Because of their vulnerabilities and the potential for misuse by third-party data aggregators, third-party cookies are often blocked and/or deleted either through browser settings or by ad blockers, making them less effective for advertisers.

This change by Facebook was a direct response to this concern, as well as moves by popular browsers such as Safari and Firefox to block third-party pixels with the goal of safeguarding user data.

What Does This Change Mean For You?

For marketers and advertisers, this change by Facebook is great news as it will allow you to capture data even from users using AdBlock browser extensions -- as long as those users opt in to your first-party pixel. 
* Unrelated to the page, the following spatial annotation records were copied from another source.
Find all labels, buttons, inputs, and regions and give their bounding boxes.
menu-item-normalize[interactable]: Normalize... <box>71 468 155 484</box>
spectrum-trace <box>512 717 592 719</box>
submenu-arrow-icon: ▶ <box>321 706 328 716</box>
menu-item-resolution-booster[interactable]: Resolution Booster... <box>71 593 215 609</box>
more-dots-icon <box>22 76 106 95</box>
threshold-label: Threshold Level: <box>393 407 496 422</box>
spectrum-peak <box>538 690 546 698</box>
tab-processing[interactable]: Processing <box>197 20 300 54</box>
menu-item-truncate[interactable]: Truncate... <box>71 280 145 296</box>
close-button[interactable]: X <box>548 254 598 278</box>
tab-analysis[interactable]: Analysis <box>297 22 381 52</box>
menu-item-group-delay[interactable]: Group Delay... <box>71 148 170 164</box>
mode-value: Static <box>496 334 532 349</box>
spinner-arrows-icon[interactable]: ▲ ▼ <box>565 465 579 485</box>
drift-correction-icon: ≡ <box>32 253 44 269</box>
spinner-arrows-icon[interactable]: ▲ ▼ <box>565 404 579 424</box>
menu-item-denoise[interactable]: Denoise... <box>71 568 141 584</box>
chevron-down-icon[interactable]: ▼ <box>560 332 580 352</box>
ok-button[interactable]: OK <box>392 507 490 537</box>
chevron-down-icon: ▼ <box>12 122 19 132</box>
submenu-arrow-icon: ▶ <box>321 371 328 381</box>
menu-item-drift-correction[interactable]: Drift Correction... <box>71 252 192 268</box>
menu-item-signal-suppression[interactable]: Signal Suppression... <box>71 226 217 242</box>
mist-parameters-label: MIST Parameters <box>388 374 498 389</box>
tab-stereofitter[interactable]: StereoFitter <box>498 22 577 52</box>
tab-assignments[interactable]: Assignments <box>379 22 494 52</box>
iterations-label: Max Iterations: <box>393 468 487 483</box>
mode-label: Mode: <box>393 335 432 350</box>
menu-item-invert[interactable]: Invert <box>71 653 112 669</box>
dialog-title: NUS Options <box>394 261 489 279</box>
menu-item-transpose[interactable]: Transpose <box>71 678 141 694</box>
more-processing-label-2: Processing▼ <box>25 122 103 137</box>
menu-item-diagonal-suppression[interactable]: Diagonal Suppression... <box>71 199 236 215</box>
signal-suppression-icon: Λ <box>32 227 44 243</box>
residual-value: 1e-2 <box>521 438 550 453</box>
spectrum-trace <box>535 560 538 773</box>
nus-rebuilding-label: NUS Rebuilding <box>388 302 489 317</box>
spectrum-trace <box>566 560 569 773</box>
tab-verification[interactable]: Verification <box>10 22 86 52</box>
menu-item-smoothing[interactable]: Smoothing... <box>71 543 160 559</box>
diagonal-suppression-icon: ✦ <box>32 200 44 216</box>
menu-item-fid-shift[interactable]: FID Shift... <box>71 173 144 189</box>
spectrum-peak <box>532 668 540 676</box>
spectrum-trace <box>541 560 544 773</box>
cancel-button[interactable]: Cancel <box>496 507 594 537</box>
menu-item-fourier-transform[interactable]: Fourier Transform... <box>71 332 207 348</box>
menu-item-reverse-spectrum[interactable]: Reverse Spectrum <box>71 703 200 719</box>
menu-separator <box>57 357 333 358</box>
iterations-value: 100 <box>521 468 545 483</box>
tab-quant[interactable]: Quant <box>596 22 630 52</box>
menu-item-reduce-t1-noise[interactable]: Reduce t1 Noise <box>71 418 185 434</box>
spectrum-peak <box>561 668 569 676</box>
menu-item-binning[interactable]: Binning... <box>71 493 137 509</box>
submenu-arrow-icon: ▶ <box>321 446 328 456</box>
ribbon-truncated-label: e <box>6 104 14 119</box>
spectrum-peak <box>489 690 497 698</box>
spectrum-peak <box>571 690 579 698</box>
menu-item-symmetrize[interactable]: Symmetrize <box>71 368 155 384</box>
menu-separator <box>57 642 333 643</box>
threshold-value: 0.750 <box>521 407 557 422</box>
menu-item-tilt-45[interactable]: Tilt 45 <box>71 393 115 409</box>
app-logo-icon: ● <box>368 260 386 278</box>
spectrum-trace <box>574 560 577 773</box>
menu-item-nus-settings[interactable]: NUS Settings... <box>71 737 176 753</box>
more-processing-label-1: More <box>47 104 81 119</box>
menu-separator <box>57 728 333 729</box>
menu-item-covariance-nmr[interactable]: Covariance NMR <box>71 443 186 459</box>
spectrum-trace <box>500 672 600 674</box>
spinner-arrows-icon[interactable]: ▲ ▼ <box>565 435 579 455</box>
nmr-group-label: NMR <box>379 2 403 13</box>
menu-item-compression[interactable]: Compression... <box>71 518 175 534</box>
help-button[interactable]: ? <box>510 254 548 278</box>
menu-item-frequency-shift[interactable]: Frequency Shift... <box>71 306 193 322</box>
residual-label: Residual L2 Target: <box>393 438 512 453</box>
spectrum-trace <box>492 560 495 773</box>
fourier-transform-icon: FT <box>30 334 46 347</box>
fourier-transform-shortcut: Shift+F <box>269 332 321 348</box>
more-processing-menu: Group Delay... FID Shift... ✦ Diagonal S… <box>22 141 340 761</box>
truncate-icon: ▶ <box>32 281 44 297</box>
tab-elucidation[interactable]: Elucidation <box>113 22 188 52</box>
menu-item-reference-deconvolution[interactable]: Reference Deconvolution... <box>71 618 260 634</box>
Once they have opted in, the data generated by these users will be something that you as the marketer/advertiser have full ownership and control of.

While this change does mean you will need to get your website users to opt in to cookie tracking, it is a step in the right direction of introducing an enhanced level of transparency - something that should, if done properly, build increased trust between consumers and brands. 

What Happens Next?

Marketers will not be required to enable first-party cookies, but for companies that plan to continue using Facebook Advertising, doing so is essential for campaign optimization and measurement.

While you have until October 24th to update your settings, we recommend doing so now so there is plenty of time to work out any kinks before Facebook makes this change.

If you are a Facebook user, you can adjust how Facebook is targeting you and the Ads that marketers are displaying.

This article will help make sure your privacy settings are up to date and what information you want to share.

Overall, this update will give users the ease of mind knowing the use of cookies will live on one primary domain, and Facebook marketers/advertisers will gain access to data they may have been missing out on in recent years.

Better data and safer data -- It’s a win-win for everyone.